By Laurin
Spending one’s Saturday afternoons
poking around perfume blogs and websites brings one to a small and
perhaps completely obvious conclusion. Many perfumers and perfume
lovers alike are also gardeners. This makes sense when I think of it,
that a love of fragrance might be born out of a love of nature and
the bounty of odours within. Or perhaps having a living reference to
hand is useful when attempting to evoke through scent a childhood
memory of long summer nights and fragrant breezes. OR, maybe we’re
all just natural hedonists for whom the feel of one’s hands in wet
soil or the sun on bare skin is just as irresistible as any foray
into gluttony or lust.
All of the above?
I have neither a green thumb, nor a
garden in which to put it to work. My personal smellscape is limited
to the urban, the gourmet and the grotesque. To my knowledge, I have
never smelled a gardenia. So, when I sat down to write this piece, I
found myself at the mercy of the Royal Horticultural Society via
Google. On the subject of gardenia, they have this to say:
“(Gardenias are) grown for their attractive foliage and highly
scented showy flowers. (They are) often considered to be difficult.”
Attractive, highly scented and possibly
difficult could easily apply to Andy Tauer’s latest release,
Gardenia Sotto La Luna. To be fair, you could apply the same to most
of his fragrances and you wouldn’t be lying. They are not
fragrances for the faint of heart, nor do they make small talk. They
should only be sprayed when you’re in the mood to listen.
Gardenia gets
straight to the point as it takes the stage. This is a heady, intense
floral with no aldehydes or bergamot to soften its seductive message.
The flower is laid over a creamy base of tonka and vanilla, which
peek through its spicy facets of gingerbread and clove from start to
finish. But lest you thought you were getting a freshly baked
confection, warm from the over, you should also know that this
gardenia always keeps its feet planted firmly in the more earthly
scents of overripe banana and tiny mushrooms pushing through the
forest floor.
There is a telling scene in Ernest
Hemingway’s novel The Sun Also Rises in which Montoya, the
bullfighting aficionado and hotel proprietor, walks into a bar in
search of the young bullfighter Pedro Romero and finds him:
“with a
big glass of cognac in his hand, sitting between (Jake) and a woman
with bare shoulders, at a table full of drunks. He did not even nod.”

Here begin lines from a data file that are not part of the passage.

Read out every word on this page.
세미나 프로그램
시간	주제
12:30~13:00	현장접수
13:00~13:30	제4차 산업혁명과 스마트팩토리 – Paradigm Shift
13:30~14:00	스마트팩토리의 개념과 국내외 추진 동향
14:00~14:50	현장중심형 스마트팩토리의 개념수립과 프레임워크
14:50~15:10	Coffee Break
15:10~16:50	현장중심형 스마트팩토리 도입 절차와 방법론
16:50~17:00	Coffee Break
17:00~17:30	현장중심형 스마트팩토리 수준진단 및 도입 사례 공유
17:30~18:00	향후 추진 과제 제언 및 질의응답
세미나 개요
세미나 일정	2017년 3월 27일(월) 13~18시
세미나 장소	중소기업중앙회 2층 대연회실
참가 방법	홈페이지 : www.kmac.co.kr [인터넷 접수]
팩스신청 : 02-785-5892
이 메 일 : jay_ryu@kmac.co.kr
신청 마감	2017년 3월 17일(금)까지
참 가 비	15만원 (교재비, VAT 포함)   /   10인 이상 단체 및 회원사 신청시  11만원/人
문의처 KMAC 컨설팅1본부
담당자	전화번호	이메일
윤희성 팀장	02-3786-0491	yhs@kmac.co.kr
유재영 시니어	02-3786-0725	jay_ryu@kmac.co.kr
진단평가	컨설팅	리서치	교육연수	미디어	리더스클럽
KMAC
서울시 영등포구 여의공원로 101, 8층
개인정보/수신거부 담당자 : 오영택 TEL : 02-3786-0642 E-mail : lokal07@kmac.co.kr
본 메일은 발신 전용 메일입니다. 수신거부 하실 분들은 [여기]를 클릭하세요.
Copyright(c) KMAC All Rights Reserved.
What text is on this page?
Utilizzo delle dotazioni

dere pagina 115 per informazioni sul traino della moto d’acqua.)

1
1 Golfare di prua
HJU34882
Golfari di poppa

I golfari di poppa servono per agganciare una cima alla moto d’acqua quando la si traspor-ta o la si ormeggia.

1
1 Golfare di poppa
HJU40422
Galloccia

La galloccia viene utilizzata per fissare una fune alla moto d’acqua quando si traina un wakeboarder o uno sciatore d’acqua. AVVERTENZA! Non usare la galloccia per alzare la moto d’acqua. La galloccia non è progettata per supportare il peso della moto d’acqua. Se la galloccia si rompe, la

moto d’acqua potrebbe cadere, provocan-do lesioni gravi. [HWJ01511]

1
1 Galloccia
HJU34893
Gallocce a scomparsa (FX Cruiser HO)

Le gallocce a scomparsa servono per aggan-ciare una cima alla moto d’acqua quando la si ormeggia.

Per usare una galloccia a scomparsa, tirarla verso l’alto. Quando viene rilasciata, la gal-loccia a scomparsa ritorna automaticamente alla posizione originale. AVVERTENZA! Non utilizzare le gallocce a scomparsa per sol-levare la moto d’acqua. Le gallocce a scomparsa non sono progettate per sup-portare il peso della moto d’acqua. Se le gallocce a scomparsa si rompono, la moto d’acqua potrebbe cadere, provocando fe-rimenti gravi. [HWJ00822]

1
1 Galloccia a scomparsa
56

Sotto La Luna Gardenia is that
bare-shouldered woman, Lady Brett Ashley. Nominally an upstanding
fragrance that you could introduce to your grandmother, but ready
(and more importantly, willing) to fulfil your most carnal urges
behind closed doors. Or, as that noted 21st century
philosopher Usher noted in his 2004 treatise entitled Yeah!, “a
lady in the street but a freak in the bed!”